The First Bitcoin Stamp
On March 7, 2023, at block 779,652, mikeinspace created Stamp 0. It's a small piece of laser-eyes pixel art, and it's the genesis of the Bitcoin Stamps protocol.
Stamp 0 wasn't just a picture on the chain. It was a proof of a different idea about where digital art should live.
Why the UTXO set matters
Most on-chain art approaches store data in places a full node can drop later. Witness data can be pruned. Off-chain references can rot when the host goes away. mikeinspace wanted something stronger: art that every full node has to keep, forever, because it's part of the spendable state of Bitcoin.
Bitcoin Stamps put the image data into the UTXO set itself. That's the set of unspent transaction outputs every node tracks to know what coins exist. Data stored there can't be pruned away without breaking the node's view of the chain. So a stamp is as permanent as Bitcoin's own accounting.
Block 779,652 is where that guarantee started. Stamp 0 has been carried by every full node since, and it will keep being carried as long as Bitcoin runs.
A movement from one block
The choice at block 779,652 set the tone for everything that followed. Permanence first. No hosts to trust, no pruning to fear, no external dependency that can quietly disappear.

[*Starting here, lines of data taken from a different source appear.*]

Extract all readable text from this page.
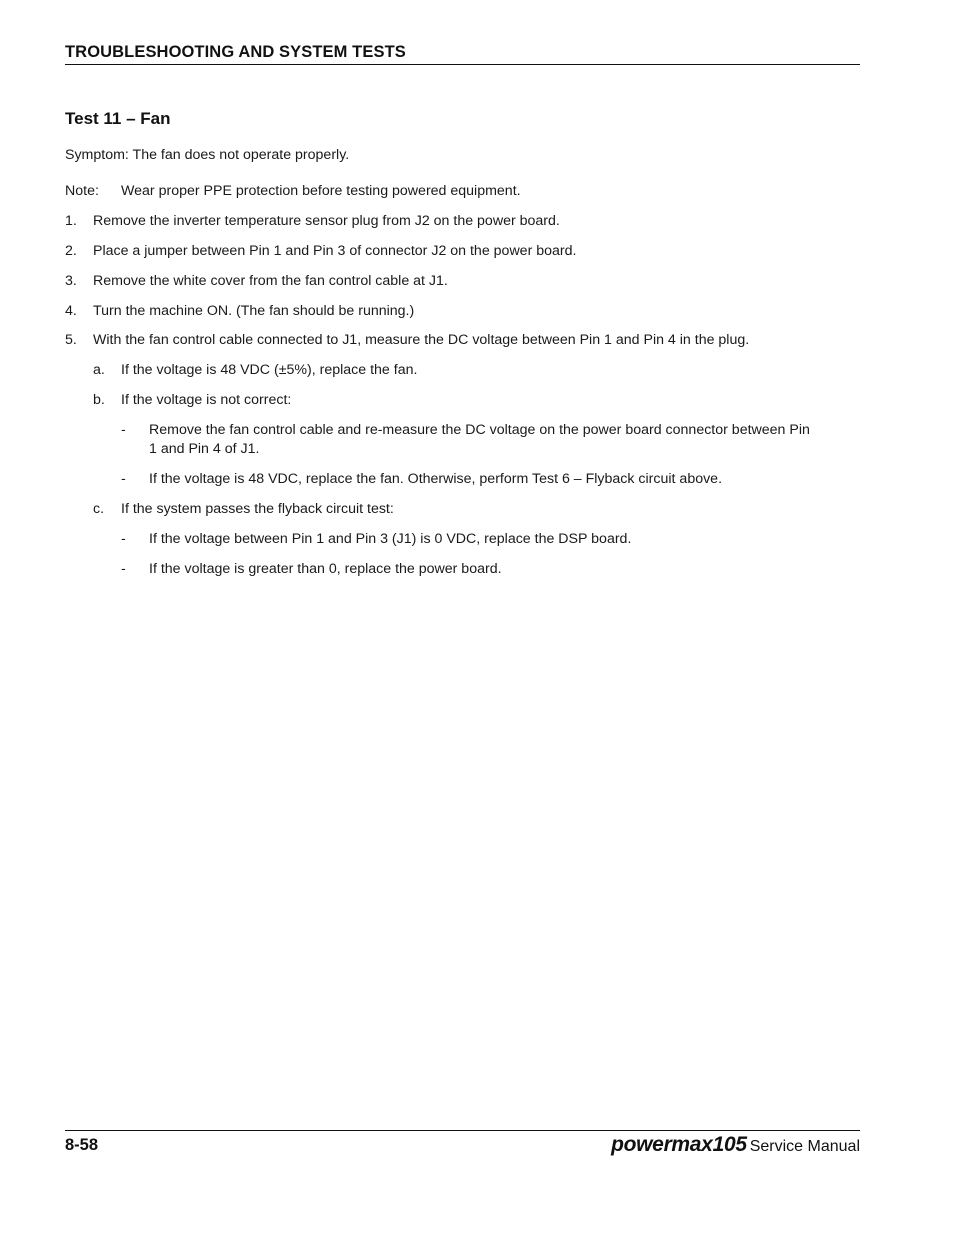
TROUBLESHOOTING AND SYSTEM TESTS
Test 11 – Fan
Symptom: The fan does not operate properly.
Note: Wear proper PPE protection before testing powered equipment.
1. Remove the inverter temperature sensor plug from J2 on the power board.
2. Place a jumper between Pin 1 and Pin 3 of connector J2 on the power board.
3. Remove the white cover from the fan control cable at J1.
4. Turn the machine ON. (The fan should be running.)
5. With the fan control cable connected to J1, measure the DC voltage between Pin 1 and Pin 4 in the plug.
a. If the voltage is 48 VDC (±5%), replace the fan.
b. If the voltage is not correct:
- Remove the fan control cable and re-measure the DC voltage on the power board connector between Pin
1 and Pin 4 of J1.
- If the voltage is 48 VDC, replace the fan. Otherwise, perform Test 6 – Flyback circuit above.
c. If the system passes the flyback circuit test:
- If the voltage between Pin 1 and Pin 3 (J1) is 0 VDC, replace the DSP board.
- If the voltage is greater than 0, replace the power board.
8-58	powermax105 Service Manual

That single decision opened the door to SRC-20 tokens, SRC-101 names, and a whole community of artists and builders who wanted their work to outlast any one platform. KEVIN, the first SRC-20 token, came later in 2023, but it stands on the foundation laid here.
If you want to understand why Bitcoin Stamps works the way it does, start at block 779,652. Everything in the protocol traces back to the moment mikeinspace decided that permanent meant permanent.